TST faz zigue-zague jurisprudencial e vulnera segurança jurídica, diz Gilmar Mendes

JOTA.Info 2021-08-02

O ministro Gilmar Mendes afirmou, nesta segunda-feira (2/8), que “o Tribunal Superior do Trabalho (TST) realiza verdadeiro zigue-zague jurisprudencial, ora entendendo ser possível a ultratividade, ora a negando, de forma a igualmente vulnerar o princípio da segurança jurídica”. A frase foi dita durante a leitura do voto na ADPF 323 em que ele declarou inconstitucional a súmula 277 do TST e as decisões judiciais que autorizaram a aplicação do princípio da ultratividade.

A ação foi ajuizada pela Confederação Nacional dos Estabelecimentos de Ensino (Confenen) e discute a ultratividade de normas coletivas, isto é, situação em que cláusulas de acordos e convenções coletivos, com validade já expirada, são incorporadas aos contratos individuais de trabalho, até que outra norma coletiva sobrevenha.

A súmula 277 do TST diz que “as cláusulas normativas dos acordos coletivos ou convenções coletivas integram os contratos individuais de trabalho e somente poderão ser modificadas ou suprimidas mediante negociação coletiva de trabalho”. Assim, com essa interpretação, a Confenen defende que o TST está usando a ultratividade – quando, mesmo após o fim da vigência, os acordos coletivos continuam a produzir efeitos.

Com a reforma trabalhista, a ultratividade passou a ser vedada, e ficou proibida a estipulação de duração dos acordos coletivos em um período superior a dois anos.
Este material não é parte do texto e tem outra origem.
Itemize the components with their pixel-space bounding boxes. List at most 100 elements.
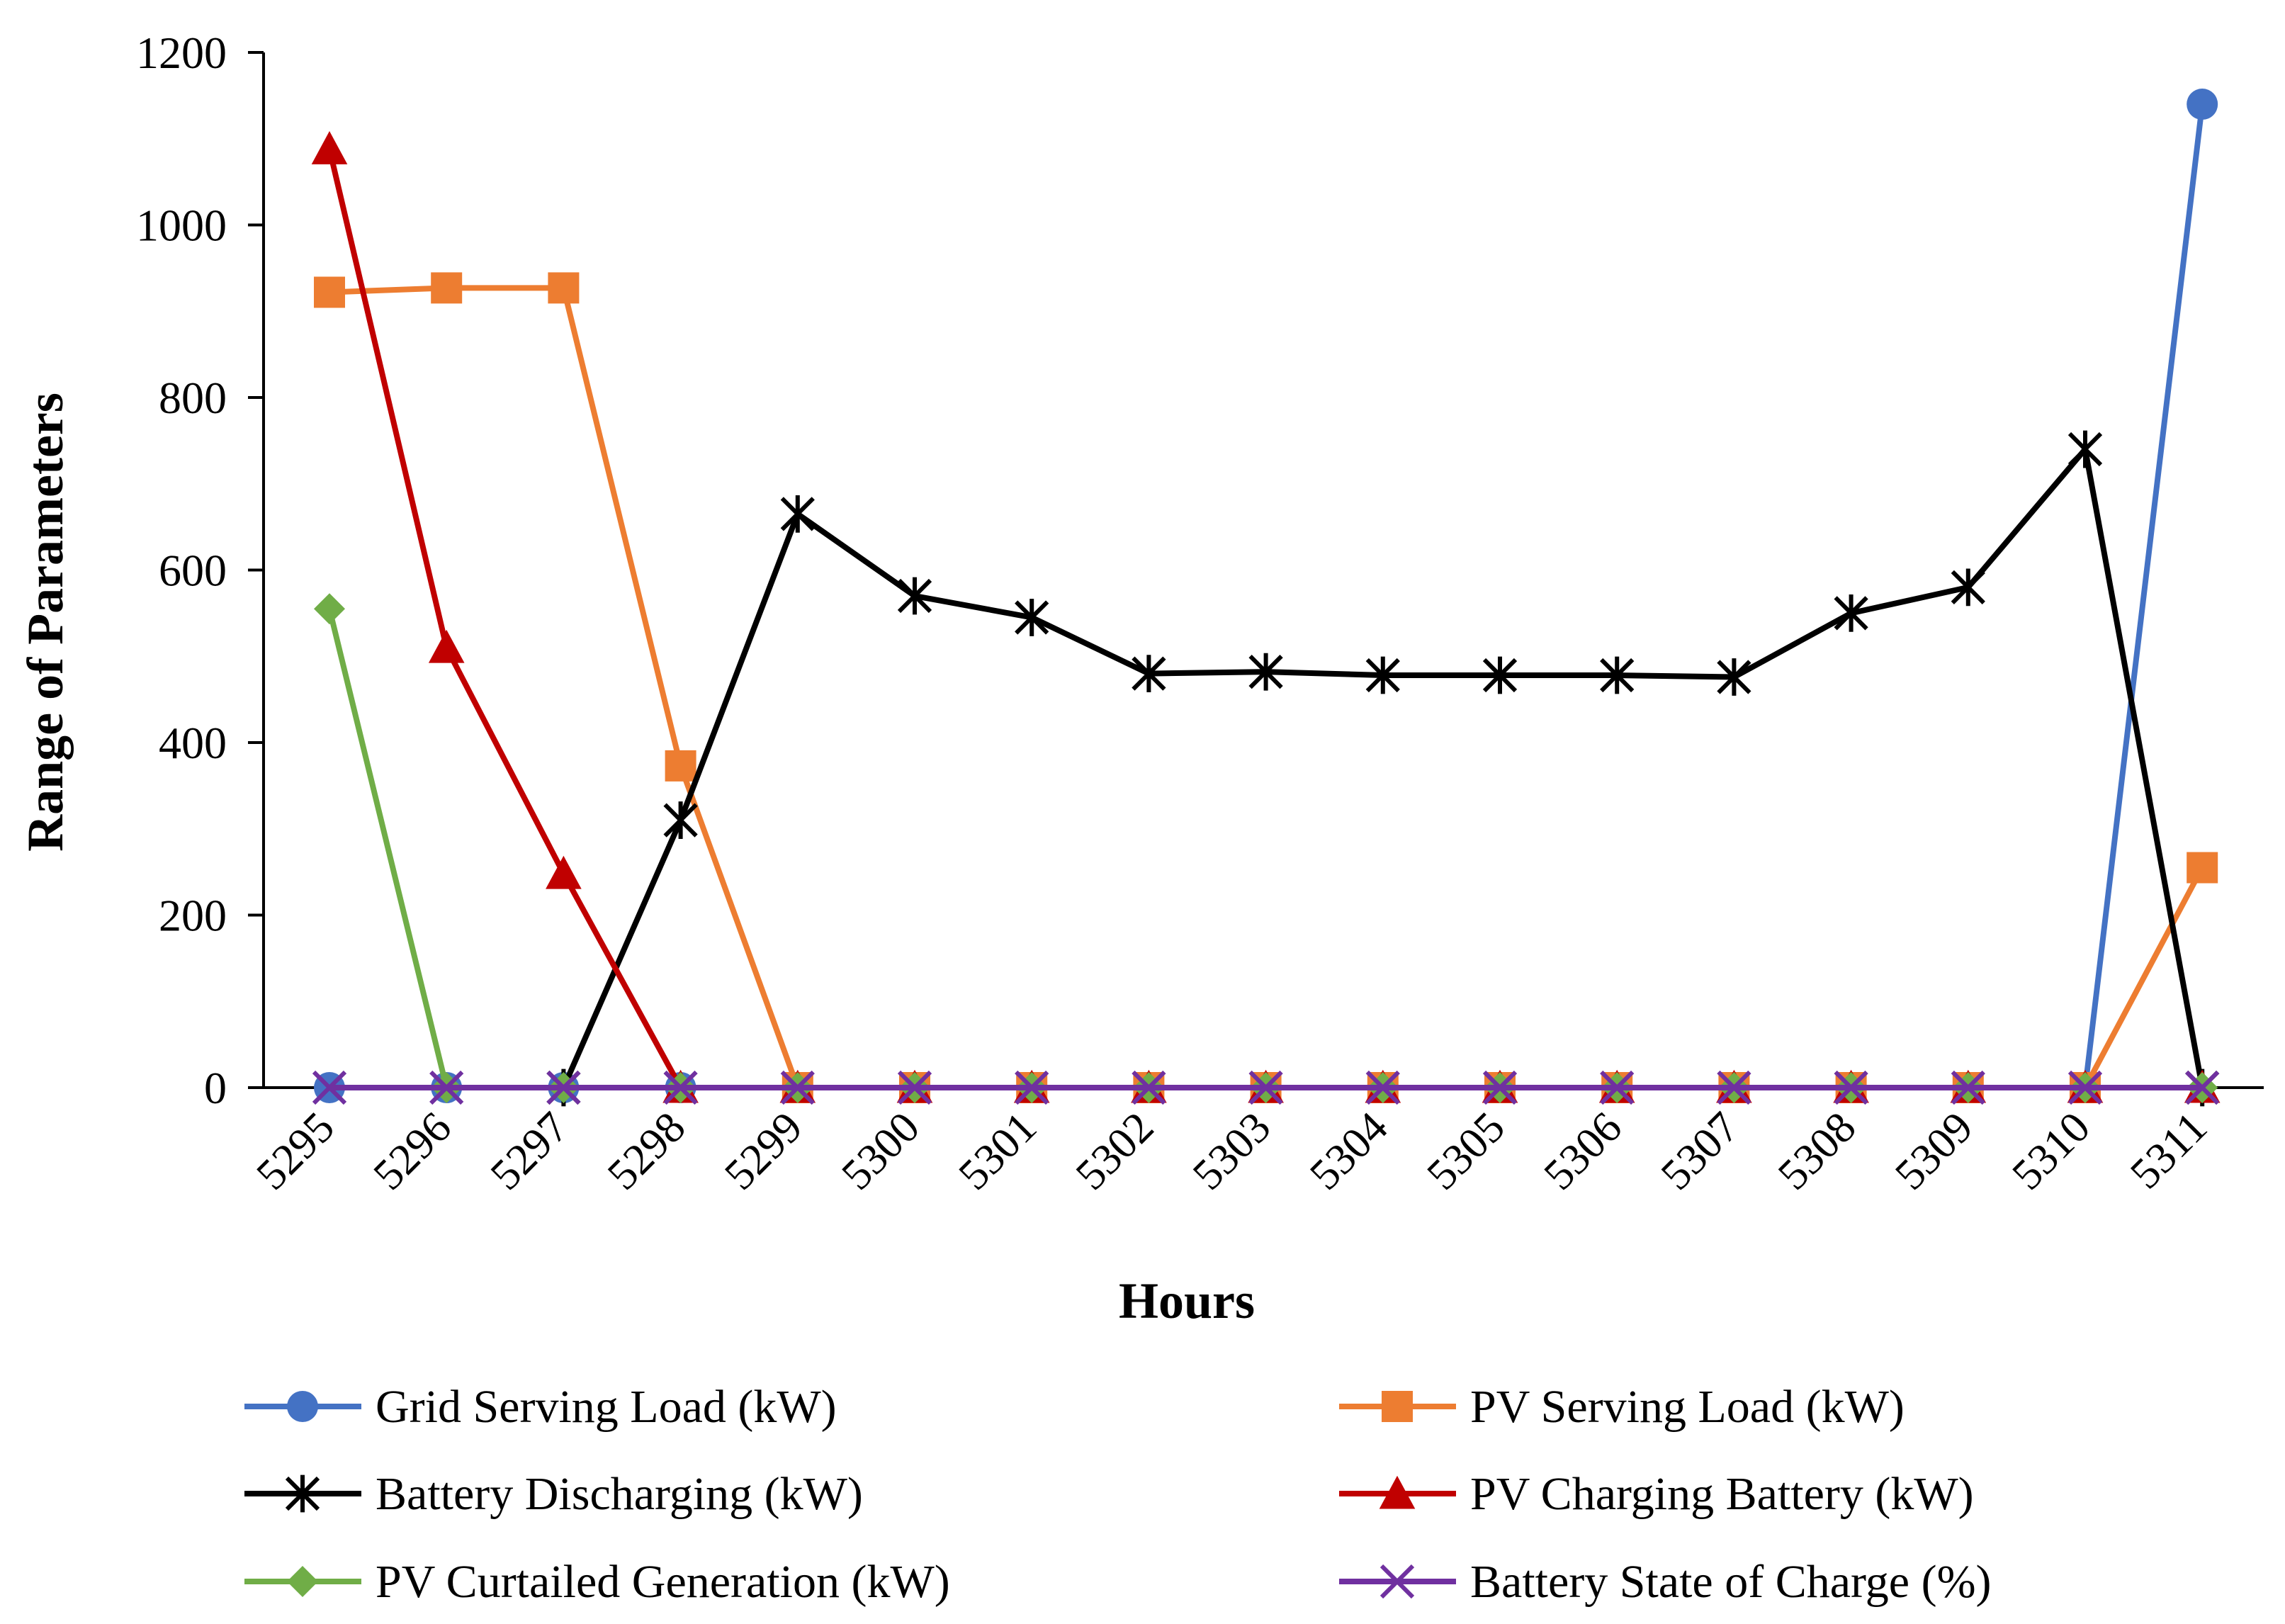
legend-label: Battery Discharging (kW) <box>376 1468 863 1520</box>
marker-stroke <box>429 1070 464 1105</box>
data-point <box>1834 594 1868 632</box>
legend-label: PV Curtailed Generation (kW) <box>376 1556 950 1608</box>
x-tick-label: 5309 <box>1886 1103 1982 1200</box>
marker-stroke <box>1482 1070 1518 1105</box>
data-point <box>1600 1070 1635 1105</box>
marker-stroke <box>1365 1070 1400 1105</box>
y-tick-label: 200 <box>159 891 227 941</box>
x-tick-label: 5305 <box>1418 1103 1514 1200</box>
data-point <box>2187 852 2218 884</box>
legend-item-battery-state-of-charge: Battery State of Charge (%) <box>1339 1556 1992 1608</box>
data-point <box>663 801 698 839</box>
y-axis-title: Range of Parameters <box>17 393 74 852</box>
data-point <box>2185 1070 2220 1105</box>
legend-marker <box>1379 1475 1416 1509</box>
data-point <box>429 1070 464 1105</box>
legend-item-pv-curtailed-generation-kw: PV Curtailed Generation (kW) <box>244 1556 950 1608</box>
data-point <box>1951 1070 1985 1105</box>
data-point <box>431 272 463 304</box>
y-tick-label: 600 <box>159 546 227 596</box>
data-point <box>1365 1070 1400 1105</box>
legend-marker <box>287 1566 318 1597</box>
data-point <box>1015 1070 1049 1105</box>
data-point <box>780 1070 815 1105</box>
data-point <box>311 131 348 164</box>
y-tick-label: 1200 <box>136 28 227 78</box>
y-tick-label: 400 <box>159 718 227 768</box>
series-line <box>327 148 2203 1090</box>
marker-stroke <box>2067 1070 2103 1105</box>
data-point <box>546 855 582 889</box>
marker-stroke <box>312 1070 347 1105</box>
data-point <box>314 593 345 625</box>
data-point <box>1365 656 1400 694</box>
y-tick-label: 0 <box>204 1063 227 1113</box>
marker-stroke <box>897 1070 932 1105</box>
data-point <box>780 495 815 533</box>
x-tick-label: 5306 <box>1535 1103 1631 1200</box>
marker-stroke <box>1717 1070 1751 1105</box>
data-point <box>897 1070 932 1105</box>
legend-item-battery-discharging-kw: Battery Discharging (kW) <box>244 1468 863 1520</box>
data-point <box>1248 653 1283 691</box>
marker-stroke <box>1834 1070 1868 1105</box>
series-line <box>560 446 2206 1089</box>
marker-stroke <box>1248 1070 1283 1105</box>
data-point <box>1248 1070 1283 1105</box>
legend-marker <box>1380 1564 1415 1599</box>
legend-label: PV Charging Battery (kW) <box>1470 1468 1974 1520</box>
x-tick-label: 5308 <box>1769 1103 1866 1200</box>
series-battery-state-of-charge <box>312 1070 2220 1105</box>
data-point <box>2067 430 2103 468</box>
x-tick-label: 5297 <box>482 1103 578 1200</box>
data-point <box>1834 1070 1868 1105</box>
legend-item-grid-serving-load-kw: Grid Serving Load (kW) <box>244 1381 837 1433</box>
marker-stroke <box>2185 1070 2220 1105</box>
legend-marker <box>1382 1391 1413 1422</box>
x-tick-label: 5300 <box>833 1103 929 1200</box>
x-tick-label: 5296 <box>364 1103 461 1200</box>
x-tick-label: 5310 <box>2003 1103 2099 1200</box>
marker-stroke <box>780 1070 815 1105</box>
data-point <box>1482 656 1518 694</box>
data-point <box>1132 655 1166 692</box>
x-tick-label: 5303 <box>1184 1103 1280 1200</box>
data-point <box>2067 1070 2103 1105</box>
legend-marker <box>287 1391 318 1422</box>
x-tick-label: 5295 <box>247 1103 344 1200</box>
data-point <box>1717 658 1751 696</box>
x-tick-label: 5302 <box>1067 1103 1163 1200</box>
x-tick-label: 5299 <box>716 1103 812 1200</box>
data-point <box>428 629 465 663</box>
legend-label: PV Serving Load (kW) <box>1470 1381 1905 1433</box>
legend-label: Grid Serving Load (kW) <box>376 1381 837 1433</box>
data-point <box>1600 656 1635 694</box>
axes: 0 200 400 600 800 1000 1200 5295 5296 5297 5298 529… <box>136 28 2264 1200</box>
series-pv-charging-battery-kw <box>311 131 2221 1103</box>
marker-stroke <box>1132 1070 1166 1105</box>
series-group <box>311 89 2221 1107</box>
marker-stroke <box>1015 1070 1049 1105</box>
data-point <box>663 1070 698 1105</box>
legend-label: Battery State of Charge (%) <box>1470 1556 1992 1608</box>
x-tick-label: 5304 <box>1301 1103 1397 1200</box>
legend: Grid Serving Load (kW) PV Serving Load (k… <box>244 1381 1992 1608</box>
data-point <box>546 1070 581 1105</box>
data-point <box>1482 1070 1518 1105</box>
x-tick-label: 5311 <box>2121 1103 2216 1198</box>
data-point <box>665 750 696 782</box>
x-tick-label: 5301 <box>949 1103 1046 1200</box>
data-point <box>548 272 580 304</box>
marker-stroke <box>546 1070 581 1105</box>
data-point <box>1015 599 1049 636</box>
marker-stroke <box>663 1070 698 1105</box>
data-point <box>1717 1070 1751 1105</box>
data-point <box>1951 568 1985 607</box>
series-battery-discharging-kw <box>546 430 2220 1107</box>
data-point <box>1132 1070 1166 1105</box>
marker-stroke <box>1600 1070 1635 1105</box>
x-axis-title: Hours <box>1119 1273 1255 1329</box>
x-tick-label: 5307 <box>1652 1103 1749 1200</box>
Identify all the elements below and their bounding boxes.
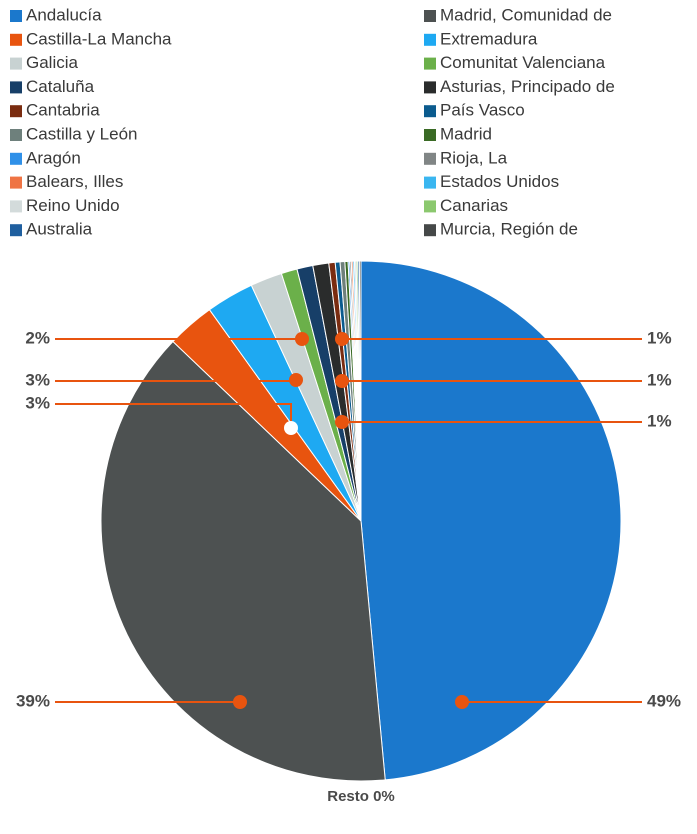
leader-dot xyxy=(289,373,303,387)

Mesmo assim, a súmula continua válida. A Confenen defende que o princípio da ultratividade foi vedado no Brasil antes mesmo da reforma trabalhista porque a lei sobre o assunto foi revogada em 2001, pela Lei 10.192/2001.

Segundo especialistas consultados pelo JOTA, o julgamento interessa ao setor produtivo porque, mesmo após a reforma trabalhista, a súmula continuou vigente, de modo que as empresas assinam acordo com os trabalhadores prevendo validade de dois anos, mas, no fim, ele pode durar mais do que o prazo estabelecido, até que uma nova negociação coletiva seja realizada.

O entendimento do TST fundamenta-se em reintrodução do princípio da ultratividade da norma coletiva no sistema jurídico brasileiro pela Emenda Constitucional 45/2004, quando foi inserida a palavra “anteriormente” no art. 114, § 2º, da Constituição Federal.

Voto

Em seu voto, entre outros argumentos, Gilmar defendeu que a súmula do TST ignora o princípio da legalidade, uma vez que há leis no Brasil vedando a ultratividade.

“Nos termos da Consolidação das Leis do Trabalho, acordos e convenções coletivas devem conter obrigatoriamente o seu prazo de vigência (art. 613, II, CLT), que não poderá ter duração superior a dois anos. Para tornar a limitação ainda mais explícita, a Reforma Trabalhista manifestamente dispôs que, além de não ser permitida a duração superior a dois anos, é vedada a ultratividade (art. 613, II, § 3º, CLT)”, afirmou o ministro durante a leitura do voto.

“Entretanto, mesmo antes dessa cristalina proibição, pela simples limitação temporal existente, já era claro que a duração de acordos e convenções coletivas não poderia exceder o prazo legalmente estabelecido. Trata-se de regra que deveria ser observada e da qual as partes tinham ciência”, afirmou o ministro durante a leitura do voto”, complementou.

O julgamento foi interrompido pelo ministro presidente, Luiz Fux, antes de os demais ministros votarem e deve ser retomado na próxima quarta-feira (4/8).

Desde 2014

A ADPF 323 da Confenen entrou no STF há pouco mais de sete anos, em 2014. Em 2016, o relator Gilmar Mendes concedeu uma liminar suspendendo os processos e os efeitos de decisões – no âmbito da Justiça do Trabalho – sobre a aplicação da ultratividade de normas de acordos e de convenções coletivas.

O julgamento foi retomado no dia 17 de junho deste ano, com as sustentações orais das partes envolvidas.